Aquaaerobics is an excellent choice for people with injuries, with degenerative changes in joints and those who are overweight. Thanks to regular exercise, it is possible not only to improve the figure and efficiency of the body, but also to influence the biological age and delay the pace of development of civilization diseases.
Varied exercises conducted to the rhythm of music, with the use of special utensils increasing water resistance, have a comprehensive effect on the body. Their goal is to maintain and improve the level of physical fitness. Exercises are conducted in water at various depths. Shallow water training consists of submerging the body to waist, chest or shoulder height. Then the exercising person touches the bottom of the pool with their feet. This type of activity puts a burden on the skeletal system, although it is clearly smaller compared to exercise on land.

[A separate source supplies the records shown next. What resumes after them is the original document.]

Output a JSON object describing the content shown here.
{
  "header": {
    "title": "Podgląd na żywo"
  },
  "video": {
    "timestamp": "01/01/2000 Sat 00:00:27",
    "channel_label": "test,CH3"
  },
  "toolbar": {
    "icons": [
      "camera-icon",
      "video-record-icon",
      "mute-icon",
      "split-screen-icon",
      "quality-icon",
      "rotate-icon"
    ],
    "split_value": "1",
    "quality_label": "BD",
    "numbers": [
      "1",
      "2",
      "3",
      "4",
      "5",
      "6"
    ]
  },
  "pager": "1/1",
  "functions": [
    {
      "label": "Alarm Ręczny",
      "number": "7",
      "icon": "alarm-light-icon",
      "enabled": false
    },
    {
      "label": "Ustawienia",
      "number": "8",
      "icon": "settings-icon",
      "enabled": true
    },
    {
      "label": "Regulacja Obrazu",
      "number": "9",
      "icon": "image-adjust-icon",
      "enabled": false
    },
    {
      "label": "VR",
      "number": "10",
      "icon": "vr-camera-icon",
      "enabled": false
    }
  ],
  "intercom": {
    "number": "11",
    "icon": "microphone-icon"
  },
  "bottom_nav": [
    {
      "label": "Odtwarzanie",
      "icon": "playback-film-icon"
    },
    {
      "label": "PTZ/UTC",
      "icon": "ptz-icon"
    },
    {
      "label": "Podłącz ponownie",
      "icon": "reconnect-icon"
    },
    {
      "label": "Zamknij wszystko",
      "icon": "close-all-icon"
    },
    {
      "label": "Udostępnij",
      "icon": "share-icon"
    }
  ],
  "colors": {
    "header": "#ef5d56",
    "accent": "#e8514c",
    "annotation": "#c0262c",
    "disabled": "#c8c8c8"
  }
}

On the other hand, training in deep water consists of exercises in buoyancy belts, when the practitioner does not touch the bottom of the pool with his feet. Such training completely relieves the joints of the limbs and the spine. As a rule, exercise takes place in warmer water than during normal swimming activities to ensure optimal thermoregulation of the body.
Health benefits of aqua aerobics
Aquaaerobics is a safe and attractive form of physical activity for those who want to improve their cardiovascular and respiratory efficiency, increase muscle strength and endurance, and lose unnecessary kilograms. During an hour of aquaaerobic training, an average of 400-500 kcal is burned, which can be compared to running a distance of 1,5 km.
In addition, aquafitness increases the secretion of endorphins, improving mood and reducing stress levels.
It is also worth remembering that the health benefits of aqua aerobics are a consequence of the positive effects of the aquatic environment on the body. The blood supply to all tissues improves, blood vessels dilate and blood pressure is lowered.
Aquaaerobics is also an excellent body massage, effectively reducing swelling of the lower limbs. In order for aqua aerobics to be effective, it must be practiced regularly. Training should take place systematically 3 to 5 times a week and last from 20 to 60 minutes.
Aquaaerobics not for everyone?
There is an opinion that water exercises are not recommended for everyone. Until recently, doctors advised against this type of physical activity for people with osteopenia or osteoporosis. It was believed that prolonged unloading exercise may further reduce bone mineral density. However, this was not confirmed in research. Today it is believed that aqua aerobics is beneficial for everyone, especially perimenopausal women. But not only. It is also an excellent choice for people who suffer from joint pain or have had orthopedic injuries. Aquaaerobics can also be practiced by overweight and obese people, the elderly, pregnant, as well as people with reduced mobility and chronic back pain.
However, it must be remembered that there are also some contraindications to aqua aerobic. These include: unstable coronary artery disease, overt heart failure, valvular defects and severe arrhythmias, decompensated diabetes, infectious diseases, morbid obesity (BMI> 40), open wounds, allergy to chlorine and uncontrolled seizures. It should still be taken into account that any physical activity carries the risk of injury. Even as beneficial and safe as aqua aerobics.